LVMH has just debuted a plethora of new watch models during its “LVMH Watch Week” event in Miami.

Unlike Rolex, the French-based group does not typically introduce the bulk of its newness for the year at once. Instead, LVMH generally makes additional watch announcements at Watches and Wonders in the Spring, then one-off releases in the Fall. Some highlights are a new Zenith Chronomaster Triple Calander and a new version of the TAG Heuer Carrera Glassbox “Dato” which have been reported on by GQ, Hypebeast, Robb Report, and the Financial Times.

Interestingly, but not surprisingly, high-volume fashion watch brand Fossil is quitting smartwatches. Last week the company told The Verge, “As the smartwatch landscape has evolved significantly over the past few years, we have made the strategic decision to exit the smartwatch business,” Jeff Boyer, Fossil executive vice President and chief operating officer, tells The Verge. “Fossil Group is redirecting resources to support our core strength and the core segments of our business that continue to provide strong growth opportunities for us: designing and distributing exciting traditional watches, jewelry, and leather goods under our own as well as licensed brand names.”

LVMH-owned fashion brand Christion Dior is testing out the watch market and is relaunching its early 2000s Chiffre Rouge collection, with more functions and new premium price points. LVMH is the world’s leading luxury group, but its share of the watch market is relatively small. And that’s certainly not the position such a leader wants to be in. Though four and five-figure fashion watches are not likely the group’s primary strategy to gain market share. The Business of Fashion recently published an article about Dior’s new venture, “Dior: Can A Couture Giant Sell $8,500 Watches to Men?.”

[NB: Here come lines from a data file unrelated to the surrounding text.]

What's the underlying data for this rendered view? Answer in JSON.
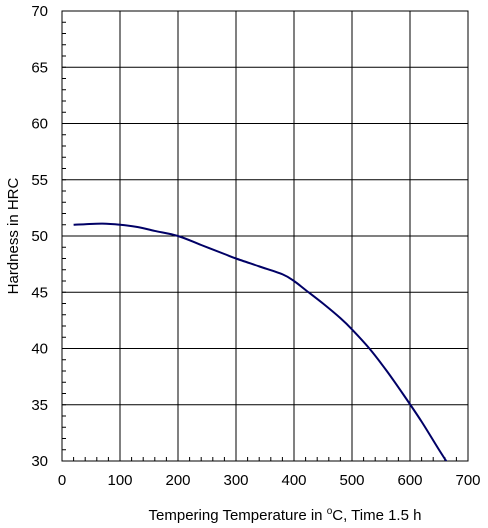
{
  "chart_data": {
    "type": "line",
    "title": "",
    "xlabel": {
      "before": "Tempering Temperature in ",
      "degree": "o",
      "after": "C, Time 1.5 h"
    },
    "ylabel": "Hardness in HRC",
    "xlim": [
      0,
      700
    ],
    "ylim": [
      30,
      70
    ],
    "xticks": [
      0,
      100,
      200,
      300,
      400,
      500,
      600,
      700
    ],
    "yticks": [
      30,
      35,
      40,
      45,
      50,
      55,
      60,
      65,
      70
    ],
    "x_minor_step": 20,
    "y_minor_step": 1,
    "grid": true,
    "line_color": "#000066",
    "series": [
      {
        "x": [
          20,
          40,
          70,
          100,
          130,
          160,
          200,
          240,
          280,
          300,
          340,
          380,
          400,
          420,
          450,
          480,
          500,
          530,
          560,
          590,
          620,
          650,
          675
        ],
        "y": [
          51.0,
          51.05,
          51.1,
          51.0,
          50.8,
          50.45,
          50.0,
          49.2,
          48.4,
          48.0,
          47.3,
          46.6,
          46.0,
          45.2,
          44.0,
          42.7,
          41.7,
          40.0,
          38.0,
          35.8,
          33.5,
          31.0,
          29.0
        ]
      }
    ]
  }
}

According to a Bloomberg headline last week, things got heated during a recent Swatch Group investor call in “Swatch’s Raucous Analyst Call Pits CEO Hayek Against Investors.” The sub-headline reads “Swiss company was questioned on lack of shareholder engagement.” And Swatch Group hit back at investors by saying it’s in the business of selling “watches, not shares.”

One thing’s for sure, just because your MoonSwatch sold like hotcakes, doesn’t mean it will do so forever, especially if driven by unimaginative design decisions, as pointed out by Wired’s recent article “A Snoopy MoonSwatch is Inbound — but needs to Avoid One Critical Mistake with subheadline “The new Omega and Swatch collaboration needs to atone for those lackluster Moonshine Golds.” 

Perhaps one of the most interesting business-related stories I’ve seen in the past week, focused on furniture, not watches, is how “Ikea is busy cutting prices while everything else gets expensive — and the group’s CEO says it wasn’t ‘rocket science’ to make that call,” according to a headline in Fortune magazine. Even though discounting wristwatches (particularly luxury watches) is not generally considered good for optics, many companies are doing it already, albeit quietly.